@Ishayoe: Unfortunately, not correct. I still have occasional nightmares from program 1’s greatest failure in this specific regard. Takralus (and possibly other blues as well) actually had to permanently ban some people for extreme rules violations (both on forums and ingame).
There are (after tomorrow morning, if the connections succeed) by my count 37 English normal realms left (36 if you wish to see the 3-way connection as full Portuguese and therefore not count). Out those four (Silvermoon, Draenor, Kazzak and Twisting Nether) are extremely unlikely to get connected to anything. If we then exclude the four I mentioned earlier, we are left with 29. Because any of them is a potential connection target, we might go down to as low as 14 (13 “pairs” and one “3-way”) or if there are more “3-ways”, even less.
Let me see then, sufficiently significant numbers of native speakers to form a real or perceived majority on a realm… Finnish (2), Norwegian, Danish, Dutch (2+), Turkish, Greek… That is 8+ out… leaving six or less… Then quite a few languages, where I am not sure on numbers… Hungarian, Croatian, Bulgarian, Ukranian, Romanian, Arabic, Estonian, Lithuanian, Latvian, Serbian, etc… Let’s assume all of them fit on two.
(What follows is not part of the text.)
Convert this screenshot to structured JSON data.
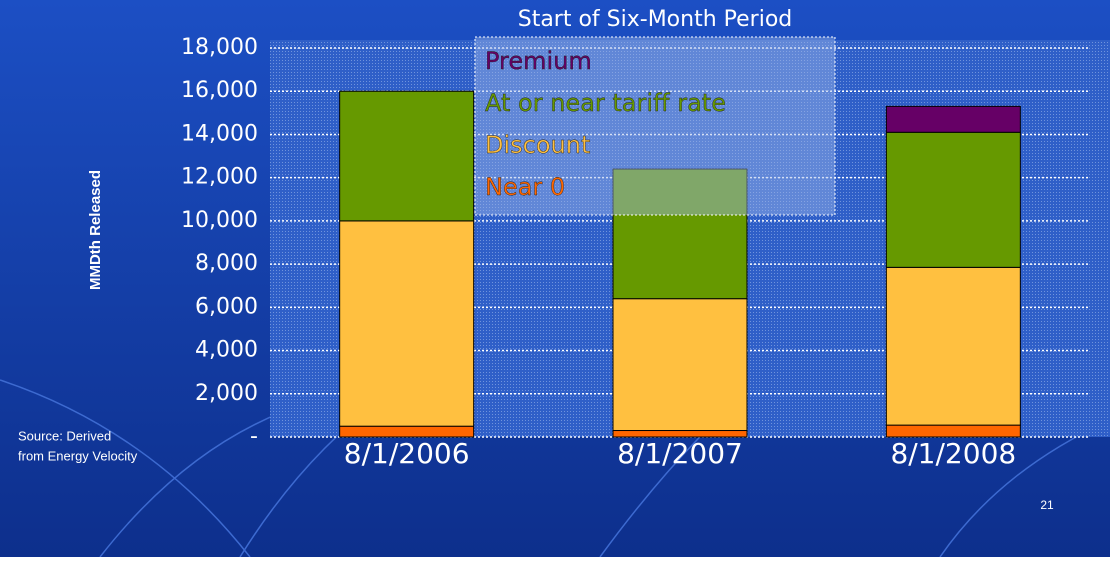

That leaves a maximum of four connected realm groups where English might be the majority native language.
I excluded Swedish, Polish, Czech and Slovak due to the four earlier mentions. I also left out Russian, Italian, German, French and Spanish, because they have the option of using their own realms.
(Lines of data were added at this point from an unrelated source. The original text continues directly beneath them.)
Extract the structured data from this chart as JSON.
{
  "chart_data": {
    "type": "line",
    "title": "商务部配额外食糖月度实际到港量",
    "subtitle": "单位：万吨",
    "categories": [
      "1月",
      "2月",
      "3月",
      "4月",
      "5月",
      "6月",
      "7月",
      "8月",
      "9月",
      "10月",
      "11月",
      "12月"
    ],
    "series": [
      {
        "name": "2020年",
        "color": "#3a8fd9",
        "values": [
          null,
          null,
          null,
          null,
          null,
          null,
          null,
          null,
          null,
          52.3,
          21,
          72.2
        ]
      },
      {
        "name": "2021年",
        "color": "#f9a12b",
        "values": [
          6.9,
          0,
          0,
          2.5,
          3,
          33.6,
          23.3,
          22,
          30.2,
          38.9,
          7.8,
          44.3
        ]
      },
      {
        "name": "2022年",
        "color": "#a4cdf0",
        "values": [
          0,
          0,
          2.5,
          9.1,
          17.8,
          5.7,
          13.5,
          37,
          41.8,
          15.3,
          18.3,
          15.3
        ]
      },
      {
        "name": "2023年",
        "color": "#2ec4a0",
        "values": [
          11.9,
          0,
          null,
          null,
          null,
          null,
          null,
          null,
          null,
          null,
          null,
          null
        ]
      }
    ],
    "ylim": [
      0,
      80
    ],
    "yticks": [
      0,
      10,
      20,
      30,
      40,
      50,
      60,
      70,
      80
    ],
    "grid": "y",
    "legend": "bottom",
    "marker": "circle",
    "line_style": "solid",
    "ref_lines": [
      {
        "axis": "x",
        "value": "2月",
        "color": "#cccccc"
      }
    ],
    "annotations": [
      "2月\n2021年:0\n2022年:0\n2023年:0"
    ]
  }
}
As for the third point… Considering the fact that the connection program is barely started, I guess I am left with few other options than to wish you and others moving out happy days on Silvermoon (for alliance) or Draenor (for horde). Actually paying for any other move option is too “risky” for the time being (my subjective opinion only, of course, but worth considering during your meeting tomorrow…).
Oh well, I guess we just have to agree to disagree on this point. I am not that interested in whether some majority is official or unofficial, if it exists in reality. And luckily, as Shopkeeper, I have been blessed with the possibility of learning multiple foreign languages in addition to my native Finnish and Swedish (Finland is officially bi-lingual (though a few variants of Lappish are also taught) and a minimum of one foreign language is compulsory, so even though skills vary wildly, effectively all young Finns above the age of 16 are at least partially tri-lingual (or more)).